Delocalized eigenvectors of transitive graphs and beyond

TL;DR

This paper demonstrates delocalization of eigenvectors in vertex-transitive graphs and general symmetric matrices using elementary spectral estimates, extending known results and applying to graphs with few short loops.

Contribution

It introduces elementary spectral projector estimates for eigenvector delocalization, recovering known results and extending to approximate eigenvectors in large graphs with few short loops.

Findings

Eigenvectors of vertex-transitive graphs are delocalized.

Most approximate eigenvectors in certain spectral windows are delocalized in L^q norms.

Delocalization results apply to large graphs with few short loops, including random lifts.

Abstract

We prove delocalization of eigenvectors of vertex-transitive graphs via elementary estimates of the spectral projector.
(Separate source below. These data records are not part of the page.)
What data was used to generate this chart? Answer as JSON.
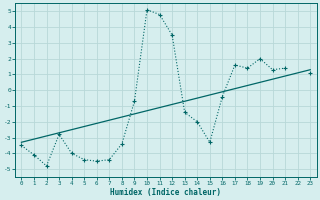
{
  "xlabel": "Humidex (Indice chaleur)",
  "background_color": "#d6eeee",
  "grid_color": "#b8d8d8",
  "line_color": "#006666",
  "x_data": [
    0,
    1,
    2,
    3,
    4,
    5,
    6,
    7,
    8,
    9,
    10,
    11,
    12,
    13,
    14,
    15,
    16,
    17,
    18,
    19,
    20,
    21,
    22,
    23
  ],
  "y_scatter": [
    -3.5,
    -4.1,
    -4.8,
    -2.8,
    -4.0,
    -4.4,
    -4.5,
    -4.4,
    -3.4,
    -0.7,
    5.1,
    4.8,
    3.5,
    -1.4,
    -2.0,
    -3.3,
    -0.4,
    1.6,
    1.4,
    2.0,
    1.3,
    1.4,
    null,
    1.1
  ],
  "y_trend_x": [
    0,
    23
  ],
  "y_trend_y": [
    -3.3,
    1.3
  ],
  "ylim": [
    -5.5,
    5.5
  ],
  "xlim": [
    -0.5,
    23.5
  ],
  "yticks": [
    -5,
    -4,
    -3,
    -2,
    -1,
    0,
    1,
    2,
    3,
    4,
    5
  ],
  "xticks": [
    0,
    1,
    2,
    3,
    4,
    5,
    6,
    7,
    8,
    9,
    10,
    11,
    12,
    13,
    14,
    15,
    16,
    17,
    18,
    19,
    20,
    21,
    22,
    23
  ]
}
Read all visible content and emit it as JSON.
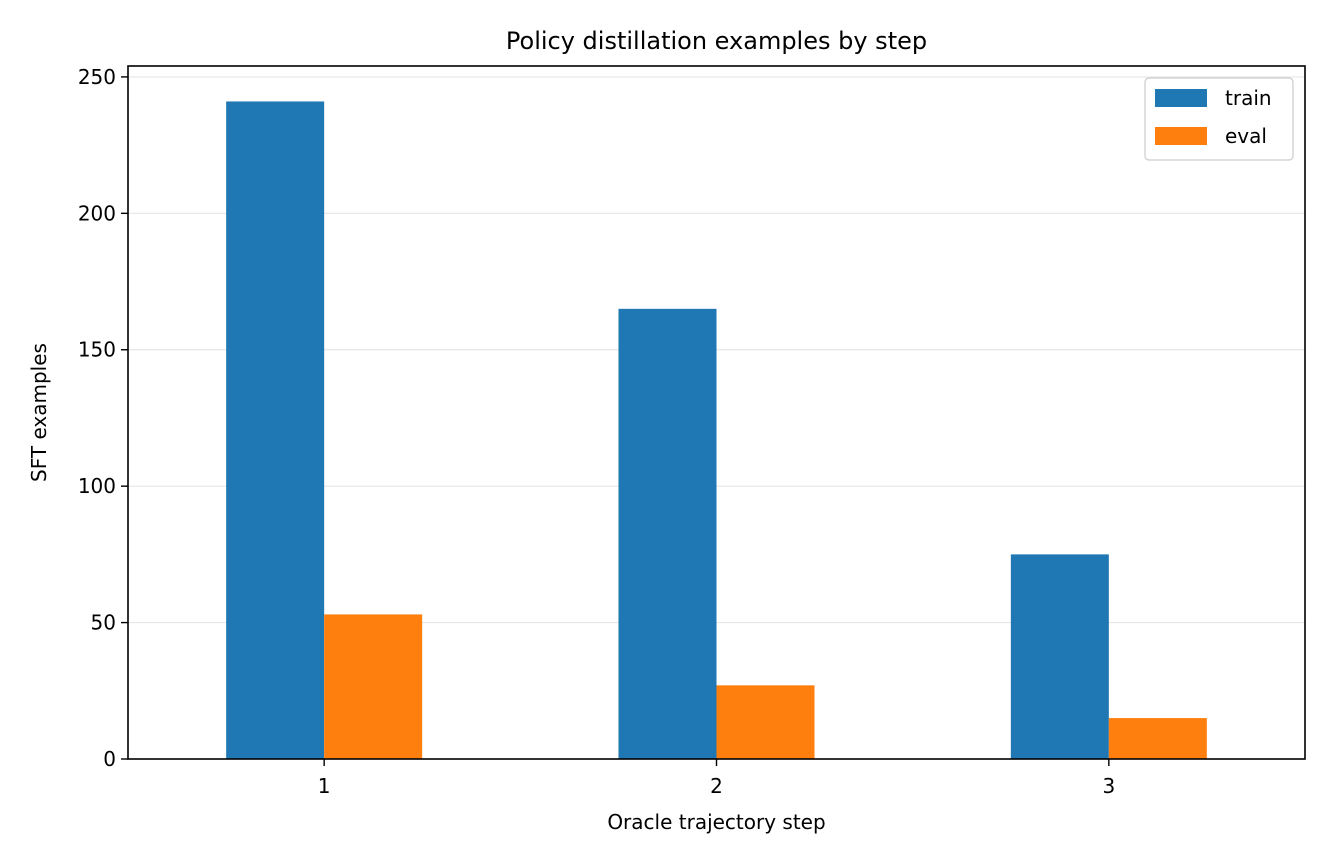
{
  "chart_data": {
    "type": "bar",
    "title": "Policy distillation examples by step",
    "xlabel": "Oracle trajectory step",
    "ylabel": "SFT examples",
    "categories": [
      "1",
      "2",
      "3"
    ],
    "series": [
      {
        "name": "train",
        "values": [
          241,
          165,
          75
        ],
        "color": "#1f77b4"
      },
      {
        "name": "eval",
        "values": [
          53,
          27,
          15
        ],
        "color": "#ff7f0e"
      }
    ],
    "ylim": [
      0,
      254
    ],
    "yticks": [
      0,
      50,
      100,
      150,
      200,
      250
    ],
    "grid": "y",
    "legend_position": "top-right"
  }
}
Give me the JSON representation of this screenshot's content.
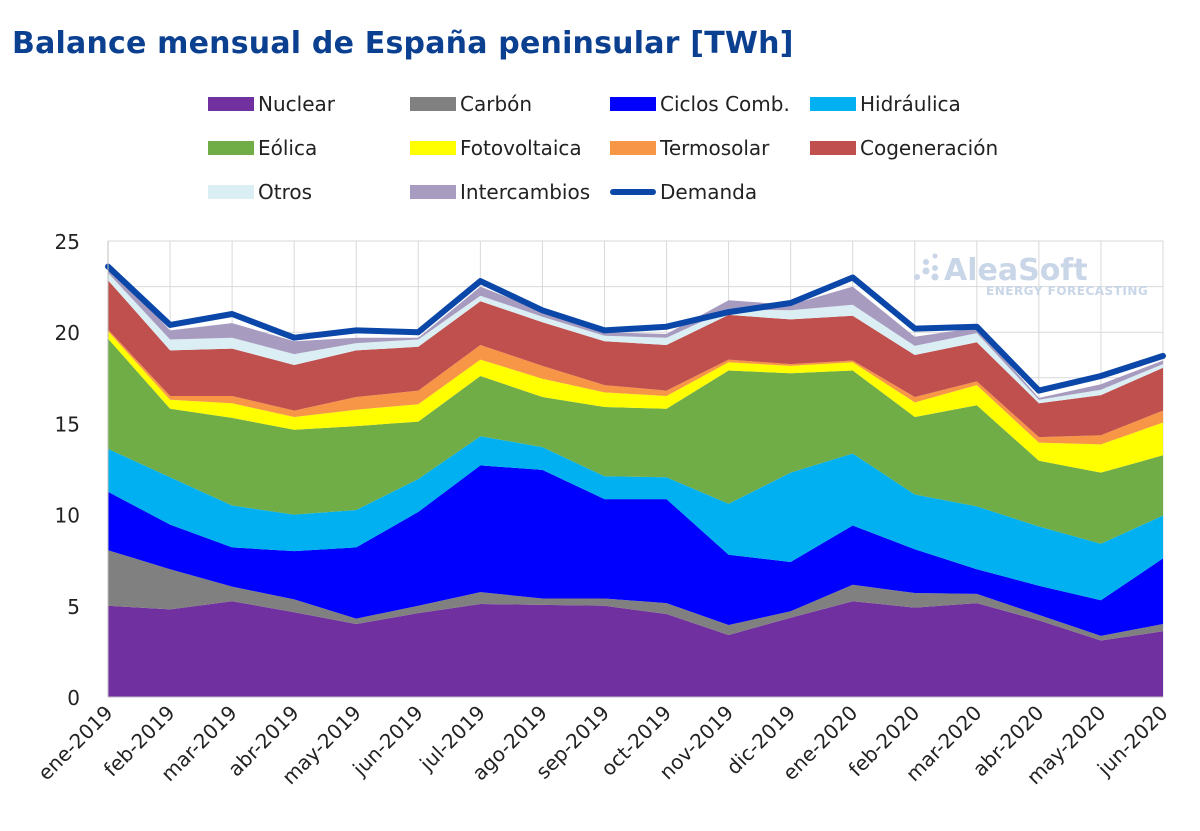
{
  "chart_data": {
    "type": "area",
    "title": "Balance mensual de España peninsular [TWh]",
    "ylim": [
      0,
      25
    ],
    "yticks": [
      "0",
      "5",
      "10",
      "15",
      "20",
      "25"
    ],
    "grid": true,
    "legend_position": "top",
    "categories": [
      "ene-2019",
      "feb-2019",
      "mar-2019",
      "abr-2019",
      "may-2019",
      "jun-2019",
      "jul-2019",
      "ago-2019",
      "sep-2019",
      "oct-2019",
      "nov-2019",
      "dic-2019",
      "ene-2020",
      "feb-2020",
      "mar-2020",
      "abr-2020",
      "may-2020",
      "jun-2020"
    ],
    "series": [
      {
        "name": "Nuclear",
        "color": "#7030a0",
        "values": [
          5.0,
          4.8,
          5.25,
          4.65,
          4.0,
          4.6,
          5.1,
          5.05,
          5.0,
          4.55,
          3.4,
          4.35,
          5.25,
          4.9,
          5.15,
          4.2,
          3.1,
          3.6
        ]
      },
      {
        "name": "Carbón",
        "color": "#808080",
        "values": [
          3.05,
          2.2,
          0.8,
          0.7,
          0.3,
          0.4,
          0.65,
          0.35,
          0.4,
          0.6,
          0.55,
          0.35,
          0.9,
          0.8,
          0.5,
          0.3,
          0.25,
          0.4
        ]
      },
      {
        "name": "Ciclos Comb.",
        "color": "#0000ff",
        "values": [
          3.2,
          2.45,
          2.15,
          2.65,
          3.9,
          5.15,
          6.95,
          7.05,
          5.45,
          5.7,
          3.85,
          2.7,
          3.25,
          2.4,
          1.35,
          1.6,
          1.95,
          3.6
        ]
      },
      {
        "name": "Hidráulica",
        "color": "#00b0f0",
        "values": [
          2.35,
          2.6,
          2.3,
          2.0,
          2.05,
          1.8,
          1.6,
          1.25,
          1.25,
          1.2,
          2.8,
          4.9,
          3.95,
          3.0,
          3.45,
          3.25,
          3.1,
          2.35
        ]
      },
      {
        "name": "Eólica",
        "color": "#70ad47",
        "values": [
          6.05,
          3.75,
          4.8,
          4.65,
          4.6,
          3.15,
          3.3,
          2.75,
          3.8,
          3.75,
          7.3,
          5.45,
          4.55,
          4.25,
          5.55,
          3.6,
          3.9,
          3.3
        ]
      },
      {
        "name": "Fotovoltaica",
        "color": "#ffff00",
        "values": [
          0.4,
          0.5,
          0.8,
          0.7,
          0.9,
          0.95,
          0.9,
          1.0,
          0.8,
          0.7,
          0.45,
          0.4,
          0.45,
          0.8,
          1.1,
          1.0,
          1.55,
          1.8
        ]
      },
      {
        "name": "Termosolar",
        "color": "#f79646",
        "values": [
          0.1,
          0.2,
          0.4,
          0.35,
          0.7,
          0.75,
          0.8,
          0.7,
          0.4,
          0.3,
          0.15,
          0.1,
          0.1,
          0.3,
          0.2,
          0.3,
          0.5,
          0.65
        ]
      },
      {
        "name": "Cogeneración",
        "color": "#c0504d",
        "values": [
          2.7,
          2.5,
          2.6,
          2.5,
          2.55,
          2.4,
          2.4,
          2.4,
          2.4,
          2.5,
          2.45,
          2.45,
          2.45,
          2.3,
          2.15,
          1.85,
          2.2,
          2.35
        ]
      },
      {
        "name": "Otros",
        "color": "#daeef3",
        "values": [
          0.4,
          0.6,
          0.6,
          0.6,
          0.4,
          0.4,
          0.3,
          0.3,
          0.3,
          0.4,
          0.3,
          0.5,
          0.6,
          0.5,
          0.5,
          0.2,
          0.3,
          0.2
        ]
      },
      {
        "name": "Intercambios",
        "color": "#a79cc0",
        "values": [
          0.5,
          0.5,
          0.8,
          0.7,
          0.3,
          0.1,
          0.5,
          0.3,
          0.2,
          0.2,
          0.5,
          0.3,
          1.0,
          0.5,
          0.3,
          0.1,
          0.3,
          0.2
        ]
      }
    ],
    "line_series": {
      "name": "Demanda",
      "color": "#0b47a8",
      "values": [
        23.6,
        20.4,
        21.0,
        19.7,
        20.1,
        20.0,
        22.8,
        21.2,
        20.1,
        20.3,
        21.1,
        21.6,
        23.0,
        20.2,
        20.3,
        16.8,
        17.6,
        18.7
      ]
    }
  },
  "watermark": {
    "brand": "AleaSoft",
    "sub": "ENERGY FORECASTING"
  }
}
We recover in this way known results which were formerly proved using representation theory. Similar techniques show that for general symmetric matrices, most approximate eigenvectors spectrally localized in a given window containing sufficiently many eigenvalues are delocalized in $L^q$ norms. Building upon this observation, we prove a delocalization result for approximate eigenvectors of large graphs containing few short loops, under an assumption on the resolvent which is verified in some standard cases, for instance random lifts of a fixed base graph.